Jackson, who referred to the bill as a “corporate welfare bill,” argued that the House leadership should honor its commitments, saying that the leadership had given its word that H.B. 1224, which had not been brought to the full chamber for a vote, would not come up again.
“We should have been out of here two weeks ago when we had a chance,” Jackson said. “That’s when House leadership made a commitment to me personally that [H.B.] 1224 was dead. A promise around here apparently does not mean what it means when I give someone my word.”
Jackson continued: “Leadership took a knee beside my desk and told me this bill was dead. … People should honor their commitments. When they don’t, we descend into chaos. And that’s where we’ve been the last two weeks.”
Dollar argued that the bill would put Wake County in a bind as it tries to address transit needs. He noted that the measure would have required Wake County residents to increase sales taxes by 0.75 cents in 2016 or lose the taxing authority entirely. “We don’t need to have our hand forced,” Dollar said.
Sen. Bob Rucho, R-Mecklenburg, said he was disappointed the House didn’t approve the bill. “[H.B.] 1224 was an important piece of legislation,” Rucho said. He referred to the economic development incentives in the bill as transitional legislation designed to help recruit industry as the state works toward eliminating personal income taxes.

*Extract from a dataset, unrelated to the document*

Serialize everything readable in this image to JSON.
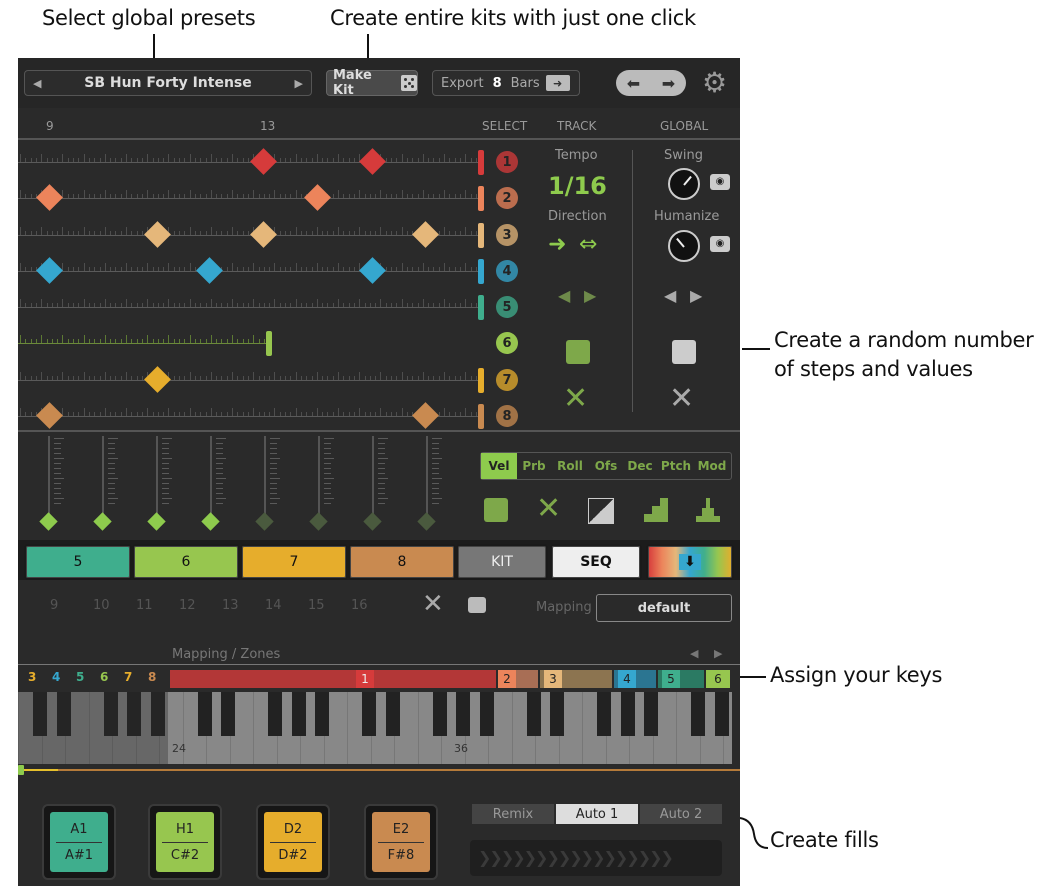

“A transition is always required,” Rucho said. “You’ve got to make yourself competitive until you have a 0 percent personal income tax.”
Rucho said that he would like to have seen the sales tax changes as well. The legislation would have given most rural counties, which do not have any use for a 0.25 percent sales tax for transit, more flexibility in the way they use sales tax revenues. “We gave them the flexibility to use that one-fourth percent referendum for general purpose use,” Rucho said.
Tillis and Berger Tuesday night announced a deal had been struck on provisions cleaning up Duke Energy’s coal ash containment ponds. The compromise measure is set to be taken up in both chambers today. Unless other bills are added to the legislative agenda, the chambers could adjourn the session later today.